In the first chapter, I examine how grant aid can affect the re-enrollment and graduation rates of bachelor's degree-seeking students. I use administrative data from the State of Maryland to study the state's largest need-based grant aid program using a regression discontinuity design. I find positive effects of grant receipt on re-enrollment beginning in the second year and a 10% increase in the rate of persistence to the fourth year, with similar-sized, but more imprecise effects on graduation within 5 years of entry.

In the second chapter, I study State Loan Repayment Programs which pay down a physician's medical school debt in exchange for a period of service in a health care provider shortage area. I gather data from individual states on the amounts that their programs offer over time and use changes in designations of health care provider shortage areas to implement a generalized differences-in-differences strategy. I find no overall effect of the programs on the physician-to-population ratio of an area eligible for the program, though I do find evidence of a positive effect on the physician-to-population ratio when I focus on the age group where physicians are most likely to be recent medical school graduates.

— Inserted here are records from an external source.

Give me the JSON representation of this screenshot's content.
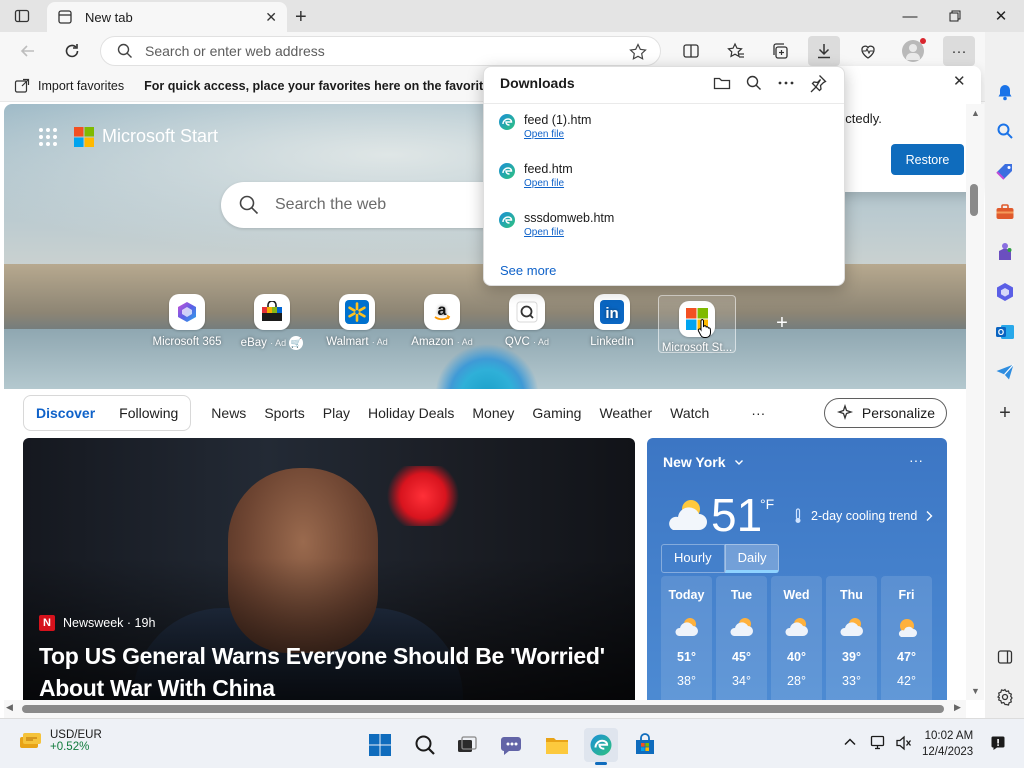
{
  "browser": {
    "tab_title": "New tab",
    "address_placeholder": "Search or enter web address"
  },
  "favorites_bar": {
    "import_label": "Import favorites",
    "hint": "For quick access, place your favorites here on the favorites bar."
  },
  "downloads": {
    "title": "Downloads",
    "items": [
      {
        "name": "feed (1).htm",
        "action": "Open file"
      },
      {
        "name": "feed.htm",
        "action": "Open file"
      },
      {
        "name": "sssdomweb.htm",
        "action": "Open file"
      }
    ],
    "see_more": "See more"
  },
  "restore_panel": {
    "message": "ectedly.",
    "button": "Restore"
  },
  "start_page": {
    "brand": "Microsoft Start",
    "search_placeholder": "Search the web",
    "quick_links": [
      {
        "label": "Microsoft 365",
        "ad": ""
      },
      {
        "label": "eBay",
        "ad": "· Ad"
      },
      {
        "label": "Walmart",
        "ad": "· Ad"
      },
      {
        "label": "Amazon",
        "ad": "· Ad"
      },
      {
        "label": "QVC",
        "ad": "· Ad"
      },
      {
        "label": "LinkedIn",
        "ad": ""
      },
      {
        "label": "Microsoft St...",
        "ad": ""
      }
    ],
    "add_site": "+"
  },
  "feed_nav": {
    "discover": "Discover",
    "following": "Following",
    "items": [
      "News",
      "Sports",
      "Play",
      "Holiday Deals",
      "Money",
      "Gaming",
      "Weather",
      "Watch"
    ],
    "more": "···",
    "personalize": "Personalize"
  },
  "news_card": {
    "source": "Newsweek · 19h",
    "source_badge": "N",
    "headline": "Top US General Warns Everyone Should Be 'Worried' About War With China"
  },
  "weather": {
    "location": "New York",
    "temperature": "51",
    "unit": "°F",
    "trend": "2-day cooling trend",
    "tabs": [
      "Hourly",
      "Daily"
    ],
    "forecast": [
      {
        "day": "Today",
        "high": "51°",
        "low": "38°"
      },
      {
        "day": "Tue",
        "high": "45°",
        "low": "34°"
      },
      {
        "day": "Wed",
        "high": "40°",
        "low": "28°"
      },
      {
        "day": "Thu",
        "high": "39°",
        "low": "33°"
      },
      {
        "day": "Fri",
        "high": "47°",
        "low": "42°"
      }
    ]
  },
  "taskbar": {
    "fx_pair": "USD/EUR",
    "fx_change": "+0.52%",
    "time": "10:02 AM",
    "date": "12/4/2023"
  },
  "colors": {
    "accent": "#0f6cbd",
    "link": "#0f62c9",
    "weather_bg": "#3c76c4"
  }
}
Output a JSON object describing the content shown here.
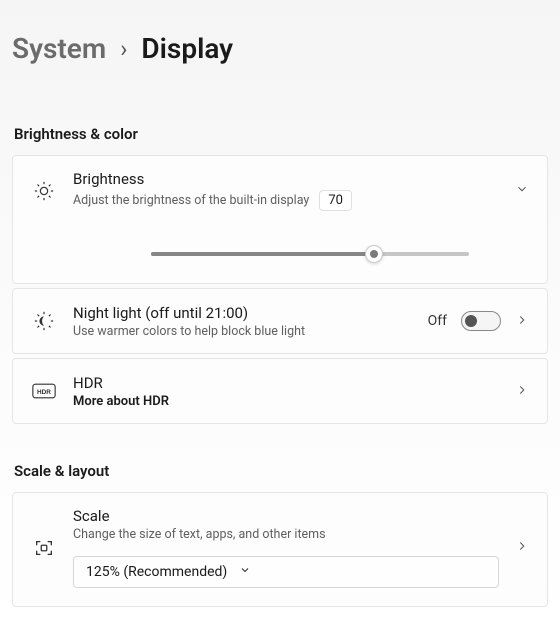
{
  "breadcrumb": {
    "parent": "System",
    "separator": "›",
    "current": "Display"
  },
  "sections": {
    "brightness_color": {
      "header": "Brightness & color",
      "brightness": {
        "title": "Brightness",
        "subtitle": "Adjust the brightness of the built-in display",
        "value": "70"
      },
      "night_light": {
        "title": "Night light (off until 21:00)",
        "subtitle": "Use warmer colors to help block blue light",
        "state_label": "Off"
      },
      "hdr": {
        "title": "HDR",
        "link": "More about HDR"
      }
    },
    "scale_layout": {
      "header": "Scale & layout",
      "scale": {
        "title": "Scale",
        "subtitle": "Change the size of text, apps, and other items",
        "selected": "125% (Recommended)"
      }
    }
  }
}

In the third chapter, I examine the effect of high school Career and Technical Education coursework completion on postsecondary enrollment, degree completion, and early career earnings. I utilize two estimation strategies. The first is a propensity score matching approach and the second is an instrumental variables approach based on the distance between a student's high school and a CTE Center that offers the coursework. The two strategies generally find that CTE is associated with a substitution from four-year programs to two-year programs, and positive effects on early career earnings.